Sygn. akt VIII C 2549/18

UZASADNIENIE

W dniu 14 września 2017 roku powód (...) Spółka z ograniczoną odpowiedzialnością z siedzibą w W., reprezentowany przez zawodowego pełnomocnika, wytoczył przeciwko pozwanemu J. R.
w elektronicznym postępowaniu upominawczym powództwo o zapłatę kwoty 370,52 zł wraz z ustawowymi odsetkami za opóźnienie od dnia wniesienia pozwu do dnia zapłaty oraz wniósł o zasądzenie zwrotu kosztów sądowych, w tym kosztów zastępstwa procesowego.

W uzasadnieniu powód podniósł, że strona pozwana zawarła w dniu 30 lipca 2011 roku z pierwotnym wierzycielem (...) S.A. umowę o świadczenie usług telekomunikacyjnych telewizji satelitarnej. Na czas trwania umowy (...) S.A. przekazał pozwanemu dekoder, który zgodnie z Regulaminem usług miał być zwrócony w przypadku rozwiązania lub wygaśnięcia umowy. W przypadku niezwrócenia sprzętu w zakreślonym terminie Cyfrowy P. był uprawniony do naliczenia kary umownej w wysokości 340 zł. Wobec rozwiązania umowy i braku zwrotu dekodera przez pozwanego w terminie, pierwotny wierzyciel obciążył pozwanego karą umowną, wystawiając w dniu 19 maja 2016 roku notę obciążeniową nr (...), której termin płatności przypadał na dzień 2 czerwca 2016 roku. Pozwany nie uiścił ww. należności względem pierwotnego wierzyciela, który na podstawie umowy cesji z dnia 14 lipca 2016 roku sprzedał przedmiotową wierzytelność na rzecz powoda.

(pozew w elektronicznym postępowaniu upominawczym k. 3-5)

W dniu 18 października 2017 roku Sąd Rejonowy Lublin-Zachód w Lublinie wydał w przedmiotowej sprawie nakaz zapłaty w elektronicznym postępowaniu upominawczym, którym zasądził od pozwanego na rzecz powoda dochodzoną wierzytelność wraz z kosztami procesu.

Nakaz ten pozwany zaskarżył sprzeciwem w całości, wnosząc o oddalenie powództwa w całości. Pozwany podniósł m.in. zarzut przedawnienia roszczenia.

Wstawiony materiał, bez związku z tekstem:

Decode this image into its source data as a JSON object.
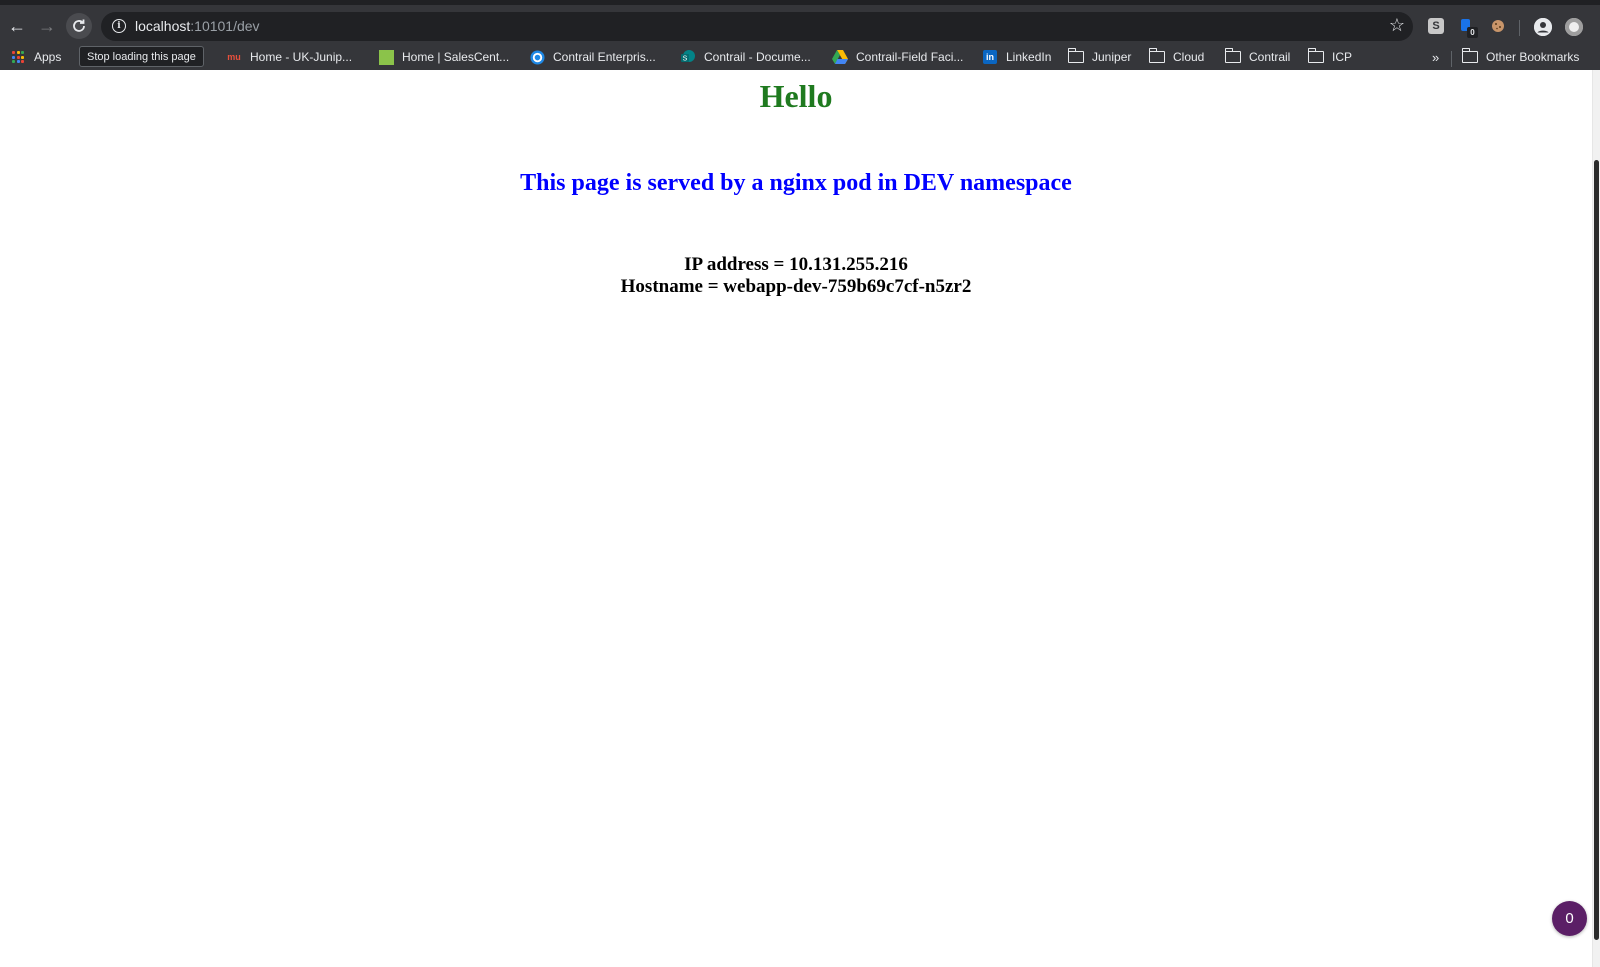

Postanowieniem z dnia 10 września 2018 roku Sąd Rejonowy Lublin – Zachód w Lublinie stwierdził skuteczne wniesienie sprzeciwu i utratę mocy nakazu zapłaty
w całości oraz przekazał rozpoznanie sprawy do Sądu Rejonowego dla Łodzi
W. w Ł..

(nakaz zapłaty w postępowaniu upominawczym k. 5v., sprzeciw k. 8-9v, postanowienie k. 12v)

W piśmie procesowym z dnia 2 stycznia 2019 roku pełnomocnik powoda podtrzymał swoje stanowisko w sprawie i jednocześnie zakwestionował stanowisko pozwanego w zakresie podniesionego zarzutu przedawnienia. W toku dalszego postępowania stanowiska procesowe stron nie uległy zmianie, przy czym na rozprawie w dniu 6 marca 2019 roku zarówno pełnomocnik powoda, jak i pozwany nie stawili się. (pismo procesowe powoda k. 55, pozew k. 17-19, protokół rozprawy k. 59)

Sąd Rejonowy ustalił następujący stan faktyczny:

Pozwany J. R. w dniu 30 lipca 2011 roku zawarł z pierwotnym wierzycielem (...) Spółką Akcyjną z siedzibą w W. umowę abonencką nr (...) o świadczenie pakietu usług polegającego na dostarczaniu programów telewizyjnych i/lub radiowych oraz w zakresie udostępnienia urządzenia dekodującego. Stosownie do postanowień umowy pierwotny wierzyciel zobowiązał się świadczyć wybrane przez pozwanego usługi w ramach pakietów: familijny hd (pakiet podstawowy) oraz extra hd i sport hd (pakiety dodatkowe), zaś pozwany obowiązany był do terminowego uiszczania w okresach rozliczeniowych należności. Umowa została zawarta na okres podstawowy 36 miesięcy, a ulga udzielona pozwanemu wyniosła 1.500 zł. Suma miesięcznych opłat abonamentowych wynosiła – 79,90 zł. W ramach zwartej umowy pozwany otrzymał dekoder podstawowy (...)- (...) wraz z kartą dekodującą.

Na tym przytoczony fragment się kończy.